4. High-Quality Image Editing Extension
NextStep-1 can be extended to image editing (NextStep-1-Edit) by conditioning generation on additional image editing instructions expressed in natural language. The unified AR framework enables this extension without structural changes:
- Editing instructions are prepended or interleaved as text tokens in the sequence.
- The model conditions generation and synthesis of visual tokens on both the base image latents and the editing prompt.
Empirical evaluation demonstrates strong results:
- GEdit-Bench (English): 6.58
- ImgEdit-Bench: 3.71
Qualitative outputs feature realistic and precise edits directed by user text, facilitated by the continuous flow matching head, which allows for smooth latent-space transformations at the patch level.
5. Comparison with Previous Methods
Prevailing AR approaches typically use either vector quantization (VQ) to discretize image features, introducing quantization loss, or apply diffusion models for continuous image prediction, entailing high computational cost.

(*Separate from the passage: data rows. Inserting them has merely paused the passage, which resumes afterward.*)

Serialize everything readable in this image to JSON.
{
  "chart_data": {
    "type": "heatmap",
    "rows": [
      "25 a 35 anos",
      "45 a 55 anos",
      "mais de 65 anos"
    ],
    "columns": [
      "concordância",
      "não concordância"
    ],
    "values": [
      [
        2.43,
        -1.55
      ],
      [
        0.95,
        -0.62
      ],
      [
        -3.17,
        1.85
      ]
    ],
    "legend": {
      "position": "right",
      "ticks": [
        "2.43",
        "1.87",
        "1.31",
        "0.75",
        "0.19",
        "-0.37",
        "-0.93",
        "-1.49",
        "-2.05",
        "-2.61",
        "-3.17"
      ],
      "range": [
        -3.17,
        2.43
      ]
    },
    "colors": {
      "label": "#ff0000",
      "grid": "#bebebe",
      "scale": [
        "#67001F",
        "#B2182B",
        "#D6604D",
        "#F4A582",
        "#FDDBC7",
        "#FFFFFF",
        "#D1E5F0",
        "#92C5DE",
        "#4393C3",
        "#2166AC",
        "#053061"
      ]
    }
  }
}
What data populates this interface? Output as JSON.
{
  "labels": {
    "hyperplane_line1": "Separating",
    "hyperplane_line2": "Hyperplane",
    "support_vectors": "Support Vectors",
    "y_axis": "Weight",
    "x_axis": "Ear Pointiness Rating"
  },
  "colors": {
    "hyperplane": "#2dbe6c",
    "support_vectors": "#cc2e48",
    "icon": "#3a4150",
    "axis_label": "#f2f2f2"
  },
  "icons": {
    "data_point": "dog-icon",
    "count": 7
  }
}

NextStep-1 diverges by:
- Avoiding discrete quantization and associated loss via direct continuous modeling.
- Bypassing full diffusion sampling by employing a relatively lightweight flow matching head (157M parameters) rather than a full diffusion UNet.
- Achieving competitive or superior benchmarks with lower computational complexity in the visual head and rigorous sequence-level AR training.
This approach demonstrates that AR models, when scaled and paired with appropriately designed visual heads, can match or exceed the visual fidelity and compositional capabilities of more resource-intensive generative techniques.
6. Open Source Release and Impact
To accelerate community research and reproducibility, the authors commit to releasing both code and trained model weights. This includes full recipes for the multimodal AR training setup and integration details for text and visual tokenization, as well as the high-capacity Transformer and flow matching head. The open sourcing effort is positioned to lower the barrier to entry for research on sequence modeling in text-to-image and image editing, and is expected to facilitate the development, benchmarking, and rapid iteration upon unified generative multimodal architectures at scale.
7. Significance and Future Directions
By establishing a scalable, AR-based text-to-image generation paradigm with continuous tokens and demonstrating its comparable or superior efficacy to diffusion and VQ-based models, NextStep-1 introduces a powerful framework for unified text-image modeling and editing. Its flow matching mechanism also exemplifies how deterministic, autoregressive training can accomplish high-dimensional, continuous generation without the computational burden of diffusion processes.
Potential future work may include:
- Scaling further AR models and flow matching heads for even higher visual fidelity or longer range compositional modeling.
- Systematic exploration of cross-modal transfer and inpainting.
- Investigation of more sophisticated tokenization strategies and robustness to out-of-distribution prompts or edits.
In sum, NextStep-1 demonstrates that the autoregressive paradigm, freed from reliance on quantization or diffusion, is viable and effective for large-scale multimodal synthesis, opening new directions for efficient, unified generative modeling in vision-language research (Team et al., 14 Aug 2025).